Right To Build
The 2014 budget announced an intention to introduce a land release scheme known as Right to Build (not to be confused with the existing Community Right to Build, which is aimed at communities rather than individuals). The scheme is subject to consultation, and will involve trials with a few local authorities. The idea is that where councils don’t provide opportunities or land for self build, they can be officially challenged and required to do so.
Precisely how the scheme might work won’t be known until it’s formally adopted, but the forthcoming consultation draft should give a good indication. Hopefully it will force councils to address self builders’ needs and ensure there is a good supply of potential plots to meet demand.
Allocating land for self builders
The National Planning Policy Framework (NPPF) already requires councils to provide sufficient land to meet the housing needs of, among others, self builders.
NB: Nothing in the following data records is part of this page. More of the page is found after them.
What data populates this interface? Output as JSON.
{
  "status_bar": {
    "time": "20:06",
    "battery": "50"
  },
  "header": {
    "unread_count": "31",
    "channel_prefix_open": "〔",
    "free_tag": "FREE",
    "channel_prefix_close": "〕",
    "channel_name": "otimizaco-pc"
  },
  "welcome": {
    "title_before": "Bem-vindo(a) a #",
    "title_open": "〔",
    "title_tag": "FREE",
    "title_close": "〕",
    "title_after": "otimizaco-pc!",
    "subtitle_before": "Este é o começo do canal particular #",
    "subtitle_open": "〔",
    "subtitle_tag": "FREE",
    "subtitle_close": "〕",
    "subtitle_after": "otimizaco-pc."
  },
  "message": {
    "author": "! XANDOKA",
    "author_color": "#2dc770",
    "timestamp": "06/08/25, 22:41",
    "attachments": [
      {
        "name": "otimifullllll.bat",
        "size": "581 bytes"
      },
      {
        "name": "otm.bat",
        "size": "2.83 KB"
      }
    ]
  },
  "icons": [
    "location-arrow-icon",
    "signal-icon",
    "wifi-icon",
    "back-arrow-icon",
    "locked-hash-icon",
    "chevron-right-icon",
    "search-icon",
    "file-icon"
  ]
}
Historically, councils have allocated large swathes of land for new homes, and these have been snapped up by volume housebuilders, with a few infill or garden plots within settlements providing the occasional opportunity for self builders.
Now, where councils are aware of a demand for self build plots, they can specify, when allocating land for housing, that some of it be made available for self builders. This might be as just bare land, but also in the form of serviced plots. Although the NPPF was introduced in 2012, there are still plenty of councils that don’t recognise the needs of self builders, and the Right to Build initiative appears designed to address this. Meanwhile, substantial government funding is being made available to help councils deliver serviced building plots, and this should also provoke some local authorities into action.